Architecture¶
This page describes Q2MM's internal architecture, the motivation behind recent design decisions, and how the pieces fit together.
Background¶
Q2MM originated in the Norrby and Wiest research groups as a tool for deriving transition-state force fields using quantum mechanical reference data. Early versions of the code were tightly integrated with the MM3 force field and Schrödinger's MacroModel as the primary MM engine. This coupling was a natural fit for the research context — MM3 was the target force field and MacroModel was the available computational engine.
However, it introduced architectural limitations:
- MM3 units leaked into the optimizer. Bond force constants were stored in mdyn/Å, angle force constants in mdyn·Å/rad² — both MM3 conventions. Step sizes, bounds, and convergence thresholds were all calibrated to these units, making it difficult to optimize parameters for other force fields.
- Single-backend assumption. The optimization loop assumed MacroModel-style I/O (write parameter file → run calculation → parse output), with no clean abstraction for swapping in a different MM engine.
- Format-coupled data flow. Parsing, model construction, and optimization were interleaved, so adding support for a new file format or force field required changes across multiple subsystems.

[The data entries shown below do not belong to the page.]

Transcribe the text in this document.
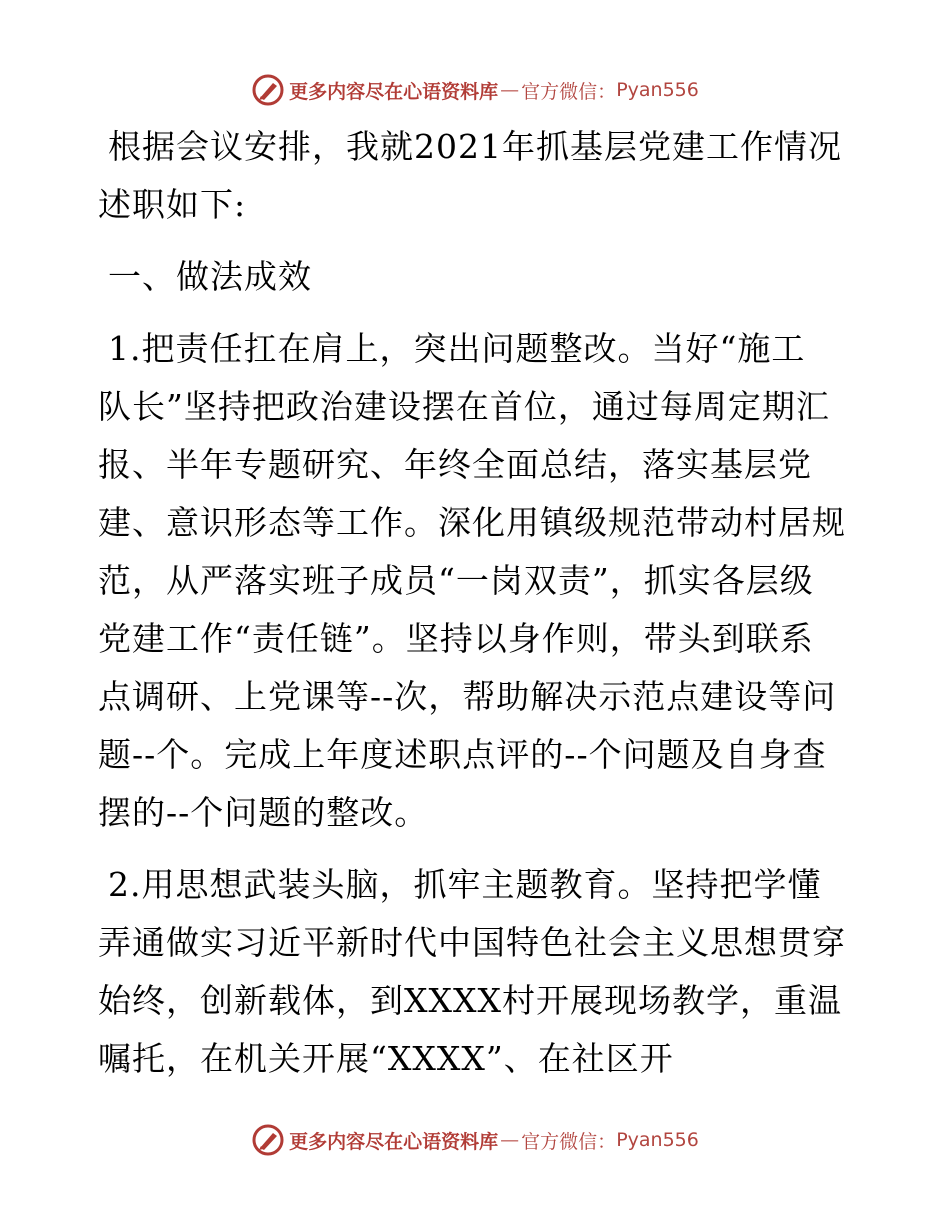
更多内容尽在心语资料库 — 官方微信： Pyan556
根据会议安排，我就2021年抓基层党建工作情况
述职如下:
一、做法成效
1.把责任扛在肩上，突出问题整改。当好“施工
队长”坚持把政治建设摆在首位，通过每周定期汇
报、半年专题研究、年终全面总结，落实基层党
建、意识形态等工作。深化用镇级规范带动村居规
范，从严落实班子成员“一岗双责”，抓实各层级
党建工作“责任链”。坚持以身作则，带头到联系
点调研、上党课等--次，帮助解决示范点建设等问
题--个。完成上年度述职点评的--个问题及自身查
摆的--个问题的整改。
2.用思想武装头脑，抓牢主题教育。坚持把学懂
弄通做实习近平新时代中国特色社会主义思想贯穿
始终，创新载体，到XXXX村开展现场教学，重温
嘱托，在机关开展“XXXX”、在社区开
更多内容尽在心语资料库 — 官方微信： Pyan556
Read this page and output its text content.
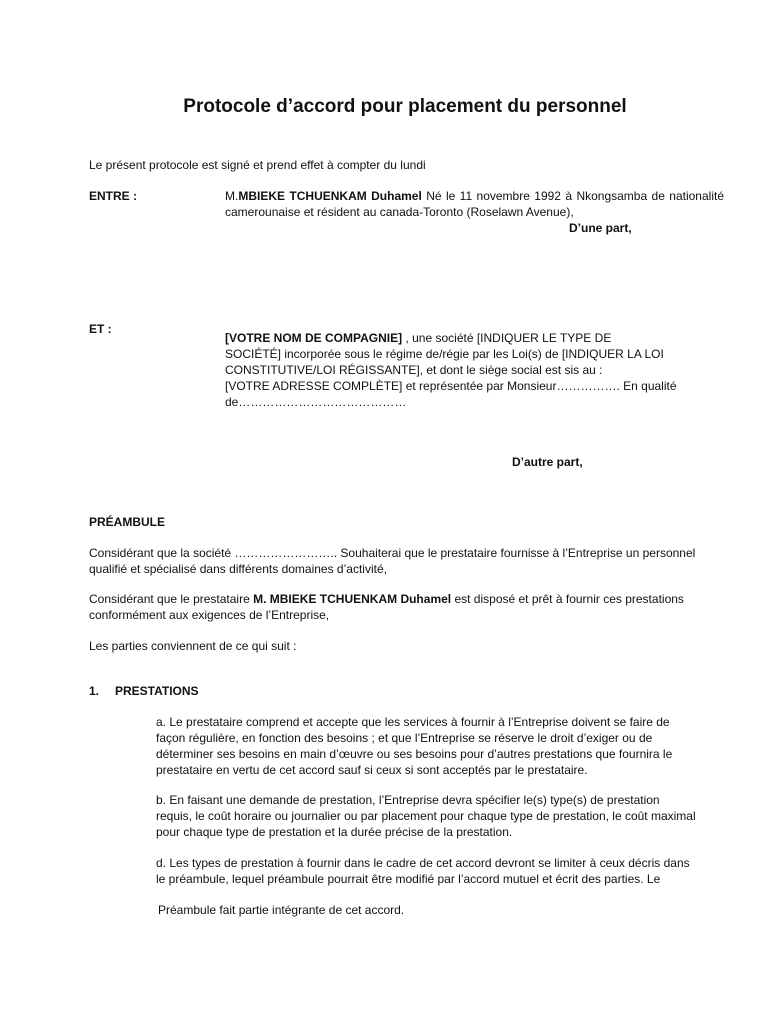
Protocole d’accord pour placement du personnel
Le présent protocole est signé et prend effet à compter du lundi
ENTRE :	M.MBIEKE TCHUENKAM Duhamel Né le 11 novembre 1992 à Nkongsamba de nationalité camerounaise et résident au canada-Toronto (Roselawn Avenue),
D’une part,
ET :
[VOTRE NOM DE COMPAGNIE] , une société [INDIQUER LE TYPE DE
SOCIÉTÉ] incorporée sous le régime de/régie par les Loi(s) de [INDIQUER LA LOI
CONSTITUTIVE/LOI RÉGISSANTE], et dont le siège social est sis au :
[VOTRE ADRESSE COMPLÈTE] et représentée par Monsieur……………. En qualité
de……………………………………
D’autre part,
PRÉAMBULE
Considérant que la société …………………….. Souhaiterai que le prestataire fournisse à l’Entreprise un personnel
qualifié et spécialisé dans différents domaines d’activité,
Considérant que le prestataire M. MBIEKE TCHUENKAM Duhamel est disposé et prêt à fournir ces prestations
conformément aux exigences de l’Entreprise,
Les parties conviennent de ce qui suit :
1. PRESTATIONS
a. Le prestataire comprend et accepte que les services à fournir à l’Entreprise doivent se faire de
façon régulière, en fonction des besoins ; et que l’Entreprise se réserve le droit d’exiger ou de
déterminer ses besoins en main d’œuvre ou ses besoins pour d’autres prestations que fournira le
prestataire en vertu de cet accord sauf si ceux si sont acceptés par le prestataire.
b. En faisant une demande de prestation, l’Entreprise devra spécifier le(s) type(s) de prestation
requis, le coût horaire ou journalier ou par placement pour chaque type de prestation, le coût maximal
pour chaque type de prestation et la durée précise de la prestation.
d. Les types de prestation à fournir dans le cadre de cet accord devront se limiter à ceux décris dans
le préambule, lequel préambule pourrait être modifié par l’accord mutuel et écrit des parties. Le
Préambule fait partie intégrante de cet accord.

Design Goals of the Refactor¶
The current architecture addresses those limitations with three principles:
1. Format-Agnostic Data Models¶
All scientific algorithms operate on format-neutral data structures:
| Structure | Purpose |
|---|---|
ForceField |
Bond, angle, torsion, and vdW parameters with metadata |
Q2MMMolecule |
Cartesian geometry, topology, and optional Hessian |
ReferenceData |
QM reference values (energies, frequencies, geometries) |
These models have no knowledge of MM3, AMBER, CHARMM, or any file format. Parsers and savers translate between external formats and internal models at the boundary.
2. Canonical Internal Units¶
To decouple the optimizer from any particular force field convention, Q2MM uses a canonical unit system internally:
| Quantity | Canonical Unit | Convention |
|---|---|---|
| Bond force constant | kcal/(mol·Å²) | E = k(r − r₀)² (no ½ factor) |
| Angle force constant | kcal/(mol·rad²) | E = k(θ − θ₀)² (no ½ factor) |
| Torsion barrier | kcal/mol | Standard Fourier form |
| vdW epsilon | kcal/mol | — |
| Bond equilibrium | Å | — |
| Angle equilibrium | degrees | — |
| vdW radius | Å | — |
This is an AMBER-like convention and the most common in computational chemistry. The key insight is that the optimization pipeline — step sizes, bounds, convergence criteria, and objective function weights — is calibrated once in canonical units and works for any force field.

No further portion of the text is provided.